Все эти предположения оказались неверными, поскольку страх перед Германией оказался выше всех прочих соображений. Во время первого же брошенного Антанте вызова Великобритания поддержала Францию во всех отношениях и никак не соглашалась на призыв Германии принять участие в конференции до тех пор, пока на это не дала согласие Франция. Австрия и Италия весьма сдержанно отнеслись к предложениям, которые могли бы их поставить на грань войны. Тем не менее в этом нарастающем споре немецкое руководство поставило на карту весь свой престиж и исходило из того, что для него будет катастрофой нечто меньшее, чем дипломатическая победа, демонстрирующая ничтожность Антанты.
На протяжении всего своего правления кайзер лучше всего начинал создавать кризисы, чем с ними справлялся. Драматические столкновения казались ему захватывающими, но ему не хватало нервов для продолжительной конфронтации. Вильгельм II и его советники были правы в своих оценках того, что Франция не готова воевать. Но, как выяснилось, не были готовы и они. Добиться им удалось только одного, а именно смещения французского министра иностранных дел Делькассе, что явилось лишь символической победой, потому что Делькассе вскоре вернулся в другом качестве, сохранив за собой важную роль в деле осуществления французской политики. Что касается самой сути спора, то германские руководители, не обладавшие на деле той самой смелостью, которой изобиловала их хвастливая риторика, позволили себе ограничиться конференцией, намеченной через полгода в испанском городе Альхесирасе. Когда страна угрожает войной, а затем отступает в пользу конференции, которая будет проведена в какой-то поздний срок, она автоматически снижает вероятность собственной угрозы. (Именно таким способом западные демократии разрядили через полвека Берлинский ультиматум Хрущева.)
Степень самоизоляции Германии наглядно проявилась в момент открытия Альхесирасской конференции в январе 1906 года. Эдвард Грей, министр иностранных дел Великобритании в новом правительстве от либеральной партии, предупредил германского посла в Лондоне по поводу того, что в случае войны Великобритания выступит на стороне Франции: «…в случае нападения на Францию Германии, возникающее из нашего Марокканского соглашения общественное мнение в Англии будет таким сильным, что не позволит ни одному британскому правительству оставаться нейтральным…» [251]

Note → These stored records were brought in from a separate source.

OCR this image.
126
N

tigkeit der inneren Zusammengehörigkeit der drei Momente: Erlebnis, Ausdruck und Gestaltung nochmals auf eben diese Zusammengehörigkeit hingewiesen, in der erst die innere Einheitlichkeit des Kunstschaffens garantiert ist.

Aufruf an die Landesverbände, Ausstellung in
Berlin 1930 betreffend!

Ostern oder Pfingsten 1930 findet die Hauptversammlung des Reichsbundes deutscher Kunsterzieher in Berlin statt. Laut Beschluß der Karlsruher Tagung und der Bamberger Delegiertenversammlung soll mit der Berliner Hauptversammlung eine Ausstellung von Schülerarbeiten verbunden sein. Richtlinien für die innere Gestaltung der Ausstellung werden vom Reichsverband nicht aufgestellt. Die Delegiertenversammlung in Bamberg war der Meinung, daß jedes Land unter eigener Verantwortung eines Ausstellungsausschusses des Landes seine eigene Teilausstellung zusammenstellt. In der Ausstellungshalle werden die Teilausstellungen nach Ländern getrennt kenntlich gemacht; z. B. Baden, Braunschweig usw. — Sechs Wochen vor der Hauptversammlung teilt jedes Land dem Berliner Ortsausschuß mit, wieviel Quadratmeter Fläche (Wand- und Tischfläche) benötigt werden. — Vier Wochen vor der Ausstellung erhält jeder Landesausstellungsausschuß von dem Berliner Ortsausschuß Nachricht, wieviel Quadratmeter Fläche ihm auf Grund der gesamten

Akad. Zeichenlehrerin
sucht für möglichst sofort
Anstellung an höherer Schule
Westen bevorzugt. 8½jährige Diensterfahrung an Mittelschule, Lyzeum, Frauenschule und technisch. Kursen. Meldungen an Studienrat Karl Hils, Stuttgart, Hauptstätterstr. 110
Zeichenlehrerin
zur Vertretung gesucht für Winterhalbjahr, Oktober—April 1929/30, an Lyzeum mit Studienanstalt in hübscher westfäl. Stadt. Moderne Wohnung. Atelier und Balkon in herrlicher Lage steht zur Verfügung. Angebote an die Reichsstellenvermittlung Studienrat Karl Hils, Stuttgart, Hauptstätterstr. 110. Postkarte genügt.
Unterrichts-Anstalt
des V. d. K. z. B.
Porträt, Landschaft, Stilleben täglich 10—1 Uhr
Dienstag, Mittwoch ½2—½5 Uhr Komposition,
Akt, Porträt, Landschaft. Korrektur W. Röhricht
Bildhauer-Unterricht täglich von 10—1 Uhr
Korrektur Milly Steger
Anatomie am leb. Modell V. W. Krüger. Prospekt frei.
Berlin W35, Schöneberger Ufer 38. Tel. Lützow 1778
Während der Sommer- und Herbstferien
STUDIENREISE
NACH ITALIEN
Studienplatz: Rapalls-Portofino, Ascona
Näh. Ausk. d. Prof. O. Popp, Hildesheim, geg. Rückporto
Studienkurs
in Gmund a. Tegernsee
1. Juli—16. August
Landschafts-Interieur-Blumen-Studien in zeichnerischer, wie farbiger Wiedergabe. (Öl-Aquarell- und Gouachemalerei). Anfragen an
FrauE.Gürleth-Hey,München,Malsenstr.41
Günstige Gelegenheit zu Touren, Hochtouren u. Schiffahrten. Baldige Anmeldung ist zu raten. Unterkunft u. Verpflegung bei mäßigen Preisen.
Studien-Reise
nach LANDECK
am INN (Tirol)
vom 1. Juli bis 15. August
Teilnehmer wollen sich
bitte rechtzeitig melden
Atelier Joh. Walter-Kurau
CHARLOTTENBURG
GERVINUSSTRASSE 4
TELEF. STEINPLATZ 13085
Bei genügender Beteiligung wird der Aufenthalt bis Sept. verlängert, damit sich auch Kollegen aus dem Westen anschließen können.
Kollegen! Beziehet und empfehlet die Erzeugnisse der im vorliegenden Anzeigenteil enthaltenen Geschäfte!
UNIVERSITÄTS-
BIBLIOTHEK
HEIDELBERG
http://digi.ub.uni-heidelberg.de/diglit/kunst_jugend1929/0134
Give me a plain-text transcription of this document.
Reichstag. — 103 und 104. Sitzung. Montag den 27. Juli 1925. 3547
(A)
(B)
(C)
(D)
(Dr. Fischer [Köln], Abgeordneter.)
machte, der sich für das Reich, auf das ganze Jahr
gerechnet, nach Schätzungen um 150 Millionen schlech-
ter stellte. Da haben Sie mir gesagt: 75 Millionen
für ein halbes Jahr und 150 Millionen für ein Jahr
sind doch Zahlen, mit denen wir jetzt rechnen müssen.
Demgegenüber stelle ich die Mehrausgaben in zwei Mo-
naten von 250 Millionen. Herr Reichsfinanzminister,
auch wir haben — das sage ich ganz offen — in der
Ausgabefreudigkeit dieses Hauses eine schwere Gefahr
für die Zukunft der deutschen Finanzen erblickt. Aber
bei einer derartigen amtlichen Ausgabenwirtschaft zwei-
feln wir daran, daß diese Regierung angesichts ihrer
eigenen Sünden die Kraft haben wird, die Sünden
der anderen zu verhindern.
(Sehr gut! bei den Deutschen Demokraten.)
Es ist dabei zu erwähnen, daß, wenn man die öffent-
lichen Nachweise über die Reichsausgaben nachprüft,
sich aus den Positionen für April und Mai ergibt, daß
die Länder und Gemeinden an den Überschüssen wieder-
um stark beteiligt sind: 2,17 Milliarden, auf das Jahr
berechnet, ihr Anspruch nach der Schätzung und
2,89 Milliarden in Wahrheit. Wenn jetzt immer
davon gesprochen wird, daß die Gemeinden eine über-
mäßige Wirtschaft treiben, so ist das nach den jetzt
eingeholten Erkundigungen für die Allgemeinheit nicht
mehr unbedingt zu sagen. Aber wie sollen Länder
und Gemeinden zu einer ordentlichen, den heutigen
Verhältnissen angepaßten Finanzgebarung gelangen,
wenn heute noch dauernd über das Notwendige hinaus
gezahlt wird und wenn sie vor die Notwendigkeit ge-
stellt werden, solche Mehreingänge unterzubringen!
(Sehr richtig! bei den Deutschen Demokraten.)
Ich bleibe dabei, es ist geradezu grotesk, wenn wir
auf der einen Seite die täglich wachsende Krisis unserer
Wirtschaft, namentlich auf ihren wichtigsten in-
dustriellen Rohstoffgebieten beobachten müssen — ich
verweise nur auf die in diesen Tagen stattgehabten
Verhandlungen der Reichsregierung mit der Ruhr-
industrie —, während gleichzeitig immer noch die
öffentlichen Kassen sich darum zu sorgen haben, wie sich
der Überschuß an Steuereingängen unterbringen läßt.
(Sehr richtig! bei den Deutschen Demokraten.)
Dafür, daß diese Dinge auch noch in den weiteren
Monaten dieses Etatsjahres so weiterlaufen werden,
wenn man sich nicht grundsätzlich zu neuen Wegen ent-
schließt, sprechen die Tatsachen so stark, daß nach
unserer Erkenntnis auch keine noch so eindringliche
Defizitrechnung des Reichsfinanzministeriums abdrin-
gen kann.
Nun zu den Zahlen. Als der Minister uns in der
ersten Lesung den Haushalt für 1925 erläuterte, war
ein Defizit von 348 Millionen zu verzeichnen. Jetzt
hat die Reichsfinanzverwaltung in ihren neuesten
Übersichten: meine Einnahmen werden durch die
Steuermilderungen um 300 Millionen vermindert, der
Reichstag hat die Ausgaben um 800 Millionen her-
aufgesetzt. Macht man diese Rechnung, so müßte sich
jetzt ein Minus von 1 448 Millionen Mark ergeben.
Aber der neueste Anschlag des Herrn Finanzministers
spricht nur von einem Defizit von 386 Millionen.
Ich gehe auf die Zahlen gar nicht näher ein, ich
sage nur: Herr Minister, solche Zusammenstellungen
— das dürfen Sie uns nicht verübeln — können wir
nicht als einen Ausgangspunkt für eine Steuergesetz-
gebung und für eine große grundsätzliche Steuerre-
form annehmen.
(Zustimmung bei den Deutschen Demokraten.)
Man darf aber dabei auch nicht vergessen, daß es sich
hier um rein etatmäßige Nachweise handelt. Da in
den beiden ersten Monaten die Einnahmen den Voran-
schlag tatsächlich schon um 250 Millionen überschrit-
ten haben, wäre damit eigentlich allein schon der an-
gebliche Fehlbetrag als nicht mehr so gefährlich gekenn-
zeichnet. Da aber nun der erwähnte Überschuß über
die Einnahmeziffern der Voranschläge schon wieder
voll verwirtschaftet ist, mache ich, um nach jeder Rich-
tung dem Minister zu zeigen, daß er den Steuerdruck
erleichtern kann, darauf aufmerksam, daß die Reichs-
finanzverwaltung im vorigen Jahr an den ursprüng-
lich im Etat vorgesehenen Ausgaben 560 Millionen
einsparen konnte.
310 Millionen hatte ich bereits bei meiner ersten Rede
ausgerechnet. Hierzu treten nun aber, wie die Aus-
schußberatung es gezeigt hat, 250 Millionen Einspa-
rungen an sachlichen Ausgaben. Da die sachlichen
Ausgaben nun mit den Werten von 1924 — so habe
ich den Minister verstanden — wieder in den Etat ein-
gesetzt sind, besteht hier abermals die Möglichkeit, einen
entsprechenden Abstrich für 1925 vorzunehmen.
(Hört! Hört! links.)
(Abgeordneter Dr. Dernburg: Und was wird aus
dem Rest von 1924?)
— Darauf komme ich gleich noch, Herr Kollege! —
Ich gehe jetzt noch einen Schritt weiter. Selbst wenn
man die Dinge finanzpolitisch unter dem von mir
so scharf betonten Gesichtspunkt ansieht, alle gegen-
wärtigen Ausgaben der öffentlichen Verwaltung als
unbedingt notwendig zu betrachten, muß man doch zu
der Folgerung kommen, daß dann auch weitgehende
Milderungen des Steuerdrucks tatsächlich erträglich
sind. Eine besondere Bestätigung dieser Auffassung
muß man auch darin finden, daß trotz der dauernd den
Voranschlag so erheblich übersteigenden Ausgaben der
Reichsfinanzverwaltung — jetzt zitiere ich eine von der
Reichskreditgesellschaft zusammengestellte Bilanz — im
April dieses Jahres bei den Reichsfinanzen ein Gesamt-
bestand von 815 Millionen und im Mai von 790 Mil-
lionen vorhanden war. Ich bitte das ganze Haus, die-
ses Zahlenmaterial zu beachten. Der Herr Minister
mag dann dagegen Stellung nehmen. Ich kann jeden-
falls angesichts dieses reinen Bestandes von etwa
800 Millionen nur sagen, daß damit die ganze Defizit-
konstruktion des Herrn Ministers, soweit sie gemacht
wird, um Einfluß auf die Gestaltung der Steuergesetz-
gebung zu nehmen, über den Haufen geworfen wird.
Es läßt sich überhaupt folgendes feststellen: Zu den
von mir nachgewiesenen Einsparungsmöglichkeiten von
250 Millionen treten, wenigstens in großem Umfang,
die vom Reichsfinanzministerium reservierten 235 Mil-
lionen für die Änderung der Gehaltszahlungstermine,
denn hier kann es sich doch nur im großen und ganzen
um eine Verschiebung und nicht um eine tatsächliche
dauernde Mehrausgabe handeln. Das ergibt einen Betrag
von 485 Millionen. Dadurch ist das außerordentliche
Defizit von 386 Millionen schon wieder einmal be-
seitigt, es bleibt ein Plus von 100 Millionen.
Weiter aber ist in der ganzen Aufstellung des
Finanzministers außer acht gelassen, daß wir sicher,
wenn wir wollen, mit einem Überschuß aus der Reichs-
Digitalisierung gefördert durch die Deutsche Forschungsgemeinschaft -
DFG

Излишняя эмоциональность немецкого руководства и неспособность определять долгосрочные цели превратили Альхесирас в дипломатический разгром их страны. Соединенные Штаты, Италия, Россия и Великобритания – все отказались встать на сторону Германии. Результатом первого Марокканского кризиса была полная противоположность тому, чего немецкие руководители стремились достичь. Вместо раскола Антанты, этот кризис привел к франко-британскому военному сотрудничеству и придал стимул к созданию англо-русской Антанты 1907 года.